19.10.2016 | Menschen

Name:
Karin Joest

Geboren:
1956 in Köln-Longerich

In Köln seit:
immer

Beruf:
GAG-Sozialarbeiterin

Lieblingsort:
Die Seilbahn über der Zoobrücke

Ich hab zwei Jahre in Münster gewohnt. Zum Studieren. Das ist mir wahnsinnig schwergefallen. Die waren alle so zugeknöpft, ganz anders als die Kölner! Bis man da mal mit wem ins Gespräch gekommen ist …

Wenn man sowas erzählt, kommt ja immer der Einwand, die Kölner seien so oberflächlich. Ganz ehrlich? Das ärgert mich! Als ob wir die Leute am nächsten Tag nicht mehr erkennen würden! So ein Quatsch!

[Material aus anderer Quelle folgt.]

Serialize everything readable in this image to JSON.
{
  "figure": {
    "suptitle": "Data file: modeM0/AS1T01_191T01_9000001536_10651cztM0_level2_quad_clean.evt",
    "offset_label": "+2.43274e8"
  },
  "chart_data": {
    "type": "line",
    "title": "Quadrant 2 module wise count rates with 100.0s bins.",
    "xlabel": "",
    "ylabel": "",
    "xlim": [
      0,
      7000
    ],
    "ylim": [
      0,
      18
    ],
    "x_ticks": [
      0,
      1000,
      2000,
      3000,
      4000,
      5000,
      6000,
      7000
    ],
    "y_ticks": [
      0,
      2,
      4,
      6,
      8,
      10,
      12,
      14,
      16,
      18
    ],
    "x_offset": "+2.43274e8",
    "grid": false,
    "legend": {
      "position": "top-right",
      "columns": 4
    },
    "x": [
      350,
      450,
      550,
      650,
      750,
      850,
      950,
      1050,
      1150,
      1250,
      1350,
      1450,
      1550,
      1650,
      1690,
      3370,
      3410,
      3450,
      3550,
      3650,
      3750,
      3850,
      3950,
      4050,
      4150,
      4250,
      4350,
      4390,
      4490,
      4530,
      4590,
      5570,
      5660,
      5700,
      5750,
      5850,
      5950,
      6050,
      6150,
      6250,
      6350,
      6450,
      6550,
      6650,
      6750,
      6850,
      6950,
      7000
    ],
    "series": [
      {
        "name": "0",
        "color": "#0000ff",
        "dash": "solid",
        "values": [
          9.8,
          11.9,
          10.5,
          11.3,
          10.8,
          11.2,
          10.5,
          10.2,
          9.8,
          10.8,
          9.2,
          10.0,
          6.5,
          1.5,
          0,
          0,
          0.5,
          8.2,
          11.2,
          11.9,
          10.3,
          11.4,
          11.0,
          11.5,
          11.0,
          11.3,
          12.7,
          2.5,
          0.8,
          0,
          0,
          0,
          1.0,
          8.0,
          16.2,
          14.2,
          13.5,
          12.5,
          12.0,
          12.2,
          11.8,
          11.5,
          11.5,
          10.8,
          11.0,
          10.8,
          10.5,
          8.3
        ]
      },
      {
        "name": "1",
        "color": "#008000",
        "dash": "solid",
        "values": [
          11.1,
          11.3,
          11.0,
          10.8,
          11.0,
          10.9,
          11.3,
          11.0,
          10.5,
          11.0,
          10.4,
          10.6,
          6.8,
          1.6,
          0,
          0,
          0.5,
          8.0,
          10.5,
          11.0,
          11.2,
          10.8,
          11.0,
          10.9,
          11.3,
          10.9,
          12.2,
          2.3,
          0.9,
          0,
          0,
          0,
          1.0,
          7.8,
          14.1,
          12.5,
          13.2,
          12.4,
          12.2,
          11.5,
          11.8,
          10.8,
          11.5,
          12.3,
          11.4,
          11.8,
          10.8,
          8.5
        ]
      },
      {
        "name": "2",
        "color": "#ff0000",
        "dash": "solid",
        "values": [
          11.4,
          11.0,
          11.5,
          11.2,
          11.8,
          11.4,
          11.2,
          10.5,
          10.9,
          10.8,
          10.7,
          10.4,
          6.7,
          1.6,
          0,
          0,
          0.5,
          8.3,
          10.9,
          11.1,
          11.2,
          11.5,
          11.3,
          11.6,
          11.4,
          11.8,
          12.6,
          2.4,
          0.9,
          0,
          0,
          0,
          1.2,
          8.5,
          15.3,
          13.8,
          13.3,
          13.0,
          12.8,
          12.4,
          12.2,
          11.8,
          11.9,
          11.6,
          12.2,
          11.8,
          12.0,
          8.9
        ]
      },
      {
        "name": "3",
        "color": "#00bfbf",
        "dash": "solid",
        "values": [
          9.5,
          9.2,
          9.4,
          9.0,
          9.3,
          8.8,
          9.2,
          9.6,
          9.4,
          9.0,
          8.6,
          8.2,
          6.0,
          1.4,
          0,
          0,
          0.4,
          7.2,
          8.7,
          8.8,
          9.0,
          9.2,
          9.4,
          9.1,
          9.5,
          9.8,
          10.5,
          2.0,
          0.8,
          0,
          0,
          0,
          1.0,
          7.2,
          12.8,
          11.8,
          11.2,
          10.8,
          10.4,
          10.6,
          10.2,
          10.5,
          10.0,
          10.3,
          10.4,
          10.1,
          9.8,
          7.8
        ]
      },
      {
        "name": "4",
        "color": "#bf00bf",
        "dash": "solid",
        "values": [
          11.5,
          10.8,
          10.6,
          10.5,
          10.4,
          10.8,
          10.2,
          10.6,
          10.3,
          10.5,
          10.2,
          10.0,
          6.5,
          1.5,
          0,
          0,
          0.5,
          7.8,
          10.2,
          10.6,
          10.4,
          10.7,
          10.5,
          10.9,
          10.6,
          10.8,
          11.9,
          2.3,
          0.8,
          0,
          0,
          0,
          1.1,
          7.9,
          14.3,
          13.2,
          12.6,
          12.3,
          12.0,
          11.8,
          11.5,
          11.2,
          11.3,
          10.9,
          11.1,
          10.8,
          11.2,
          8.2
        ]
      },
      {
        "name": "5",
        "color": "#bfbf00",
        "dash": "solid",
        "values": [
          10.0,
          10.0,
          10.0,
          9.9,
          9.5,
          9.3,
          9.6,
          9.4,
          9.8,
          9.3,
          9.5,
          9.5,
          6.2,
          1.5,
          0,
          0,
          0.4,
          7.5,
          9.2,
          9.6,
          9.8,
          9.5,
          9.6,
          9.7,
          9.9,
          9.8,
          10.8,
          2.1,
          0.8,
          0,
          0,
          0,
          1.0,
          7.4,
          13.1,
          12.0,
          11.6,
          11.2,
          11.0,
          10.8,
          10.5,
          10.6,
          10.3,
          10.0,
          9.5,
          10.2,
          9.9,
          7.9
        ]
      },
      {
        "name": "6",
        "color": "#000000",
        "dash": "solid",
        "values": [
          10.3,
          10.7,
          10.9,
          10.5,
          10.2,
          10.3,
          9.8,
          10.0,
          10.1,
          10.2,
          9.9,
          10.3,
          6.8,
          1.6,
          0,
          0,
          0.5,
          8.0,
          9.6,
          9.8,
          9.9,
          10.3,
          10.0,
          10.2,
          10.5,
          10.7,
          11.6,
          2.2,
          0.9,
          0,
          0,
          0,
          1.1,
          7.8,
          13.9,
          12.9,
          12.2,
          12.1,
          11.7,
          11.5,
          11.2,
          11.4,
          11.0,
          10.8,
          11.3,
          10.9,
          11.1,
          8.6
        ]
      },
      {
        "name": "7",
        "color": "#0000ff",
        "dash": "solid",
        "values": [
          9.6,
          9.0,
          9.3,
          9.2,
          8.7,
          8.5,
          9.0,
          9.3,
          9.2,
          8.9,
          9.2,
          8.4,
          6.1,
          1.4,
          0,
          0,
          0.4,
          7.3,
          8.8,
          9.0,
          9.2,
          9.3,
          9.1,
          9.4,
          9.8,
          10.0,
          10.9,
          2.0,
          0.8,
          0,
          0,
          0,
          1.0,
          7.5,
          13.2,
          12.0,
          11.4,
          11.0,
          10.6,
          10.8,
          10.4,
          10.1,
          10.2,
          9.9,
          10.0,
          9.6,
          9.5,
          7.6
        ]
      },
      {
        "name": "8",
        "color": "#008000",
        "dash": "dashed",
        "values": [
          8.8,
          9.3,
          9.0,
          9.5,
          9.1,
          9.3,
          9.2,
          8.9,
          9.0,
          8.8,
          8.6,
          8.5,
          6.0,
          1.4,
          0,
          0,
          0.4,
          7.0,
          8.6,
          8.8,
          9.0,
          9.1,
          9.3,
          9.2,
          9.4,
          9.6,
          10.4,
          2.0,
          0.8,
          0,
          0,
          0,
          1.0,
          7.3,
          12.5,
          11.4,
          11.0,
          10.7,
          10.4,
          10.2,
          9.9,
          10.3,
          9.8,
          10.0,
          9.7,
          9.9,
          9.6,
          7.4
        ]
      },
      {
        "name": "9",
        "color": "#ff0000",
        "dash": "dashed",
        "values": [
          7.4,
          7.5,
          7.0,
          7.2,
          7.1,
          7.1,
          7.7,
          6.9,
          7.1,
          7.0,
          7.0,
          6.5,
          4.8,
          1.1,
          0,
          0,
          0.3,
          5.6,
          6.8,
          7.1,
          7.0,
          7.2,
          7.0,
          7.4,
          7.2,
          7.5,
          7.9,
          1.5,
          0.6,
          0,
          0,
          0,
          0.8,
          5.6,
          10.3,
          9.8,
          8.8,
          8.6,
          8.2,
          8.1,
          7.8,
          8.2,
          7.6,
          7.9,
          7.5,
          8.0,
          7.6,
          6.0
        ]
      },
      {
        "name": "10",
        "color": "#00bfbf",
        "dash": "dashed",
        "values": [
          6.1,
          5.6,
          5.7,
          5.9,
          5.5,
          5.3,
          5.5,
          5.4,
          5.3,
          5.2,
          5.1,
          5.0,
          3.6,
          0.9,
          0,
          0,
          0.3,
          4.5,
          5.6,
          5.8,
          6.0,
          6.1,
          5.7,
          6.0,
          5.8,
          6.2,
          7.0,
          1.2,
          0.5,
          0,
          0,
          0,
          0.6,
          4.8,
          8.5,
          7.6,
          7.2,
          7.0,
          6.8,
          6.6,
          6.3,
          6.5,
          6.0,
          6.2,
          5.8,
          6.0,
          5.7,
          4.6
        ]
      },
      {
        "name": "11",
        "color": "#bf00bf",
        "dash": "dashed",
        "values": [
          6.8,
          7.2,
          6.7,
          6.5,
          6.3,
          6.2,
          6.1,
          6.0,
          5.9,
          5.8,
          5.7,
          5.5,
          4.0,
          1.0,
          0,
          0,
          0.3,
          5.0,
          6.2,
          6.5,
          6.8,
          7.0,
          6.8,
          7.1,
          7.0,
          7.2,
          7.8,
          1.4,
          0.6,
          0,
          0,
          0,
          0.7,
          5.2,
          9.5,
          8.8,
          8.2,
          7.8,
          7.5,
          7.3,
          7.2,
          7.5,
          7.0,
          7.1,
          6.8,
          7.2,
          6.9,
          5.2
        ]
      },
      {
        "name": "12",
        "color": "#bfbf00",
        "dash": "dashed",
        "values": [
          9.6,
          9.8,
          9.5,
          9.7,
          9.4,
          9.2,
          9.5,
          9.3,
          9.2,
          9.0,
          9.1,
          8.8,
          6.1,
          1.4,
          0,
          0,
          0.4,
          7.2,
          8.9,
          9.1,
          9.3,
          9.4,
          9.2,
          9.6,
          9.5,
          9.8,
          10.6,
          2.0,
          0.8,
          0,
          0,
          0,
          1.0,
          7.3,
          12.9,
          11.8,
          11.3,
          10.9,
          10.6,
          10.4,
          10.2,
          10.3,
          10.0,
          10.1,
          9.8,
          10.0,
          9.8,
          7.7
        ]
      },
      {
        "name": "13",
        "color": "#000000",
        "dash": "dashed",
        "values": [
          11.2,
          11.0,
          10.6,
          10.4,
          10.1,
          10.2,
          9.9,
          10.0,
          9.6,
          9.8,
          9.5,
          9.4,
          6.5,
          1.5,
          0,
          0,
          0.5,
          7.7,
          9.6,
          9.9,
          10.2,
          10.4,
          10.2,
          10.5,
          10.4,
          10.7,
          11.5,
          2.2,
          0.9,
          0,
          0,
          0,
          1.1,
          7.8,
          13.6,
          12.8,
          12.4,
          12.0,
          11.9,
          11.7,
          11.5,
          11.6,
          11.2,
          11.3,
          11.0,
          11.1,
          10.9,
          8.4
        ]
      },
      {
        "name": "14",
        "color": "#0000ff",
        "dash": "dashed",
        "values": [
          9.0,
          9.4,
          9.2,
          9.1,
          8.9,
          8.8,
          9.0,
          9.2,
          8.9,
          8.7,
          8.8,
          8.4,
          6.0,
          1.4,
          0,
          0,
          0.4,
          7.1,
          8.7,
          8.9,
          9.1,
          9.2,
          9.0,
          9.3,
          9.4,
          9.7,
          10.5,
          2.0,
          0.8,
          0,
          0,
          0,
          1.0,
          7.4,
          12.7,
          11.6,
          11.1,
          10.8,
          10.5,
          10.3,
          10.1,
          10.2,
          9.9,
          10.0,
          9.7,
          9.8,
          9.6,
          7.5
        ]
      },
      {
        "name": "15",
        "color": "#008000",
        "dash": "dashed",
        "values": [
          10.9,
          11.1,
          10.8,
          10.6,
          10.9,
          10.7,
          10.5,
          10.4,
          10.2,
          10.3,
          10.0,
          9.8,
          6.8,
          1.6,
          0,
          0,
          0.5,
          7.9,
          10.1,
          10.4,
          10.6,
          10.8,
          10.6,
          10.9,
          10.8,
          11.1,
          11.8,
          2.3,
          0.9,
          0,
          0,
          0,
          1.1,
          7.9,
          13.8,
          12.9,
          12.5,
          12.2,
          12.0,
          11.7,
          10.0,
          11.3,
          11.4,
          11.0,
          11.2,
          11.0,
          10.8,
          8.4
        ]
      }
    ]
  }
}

Ich bin in Longerich geboren. Vor genau 60 Jahren, mitten im Karneval. Ich bin also sowas wie ein Kölsches Christkind, denn für den Kölner ist der Karneval ja mindestens so wichtig wie Weihnachten. Und in meiner Familie sind alle richtige Kölner.

„Ich hab ihm das Kölsche Herz implantiert“

Mein Mann ist allerdings aus dem Sauerland. Die sind ja eigentlich schon ein bisschen anders, aber ich hab ihm das Kölsche Herz quasi implantiert. Er kam damals zum Studieren nach Köln und hat dann beim Wohnungsamt der Stadt Köln gearbeitet. Wir waren beide für das selbe „Schwerpunktwohngebiet“ zuständig und hatten von Anfang an die gleiche Einstellung zu den Menschen, die in unseren Häusern wohnen: „Met Hätz, Jrips un Jeföhl.“

Irgendwann haben wir gemerkt, dass wir uns ineinander verliebt hatten. Wir hören zusammen Trude Herr, Tommy Engel oder Köster & Hocker. Den Gerd Köster liebe ich ja, der ist aus Longerich, genau wie ich. Der ist so dreckelig, aber sehr treffend mit seiner Sprache. Das ist für andere manchmal grenzwertig, aber ich mag das.

Bei mir ist die Kölsche Mundart auch immer präsent, sogar wenn ich Hochdeutsch rede. Das hört man bei mir einfach raus. Aber das macht nix, schon gar nicht den Menschen, mit denen ich im Job zu tun habe. Ich bin zuständig für den Pohlig-Block der GAG in Zollstock und kümmere mich als Sozialarbeiterin zum Beispiel um die Leute, die wegen Modernisierungsmaßnahmen vorübergehend ihre Wohnung verlassen müssen. Da ist es total wichtig, ihnen das Gefühl zu geben, dass man sie nicht aus ihrem Haus vertreibt. Und das tun wir ja auch nicht. Das sind, wie gesagt, vorübergehende Geschichten, aber trotzdem anstrengend für die Leute. Dafür muss man Verständnis haben, dann haben die auch Verständnis für die Modernisierungsmaßnahme der GAG.

„Einmal im Jahr setz ich mich in die Seilbahn“

Was mich echt nervt, sind diese ewigen U-Bahn-Baustellen in Köln. Ob die jemals fertig werden? Vielleicht hätten sie’s einfach lassen sollen wie früher. Da fuhr die Bahn komplett überirdisch, das war viel schöner. Man sieht beim Fahren was von der Stadt, so wie von der Seilbahn aus, die über die Zoobrücke fährt. Die fand ich schon als Kind toll. Mindestens einmal im Jahr setz ich mich da rein. Das gehört für mich fest zum Jahresablauf.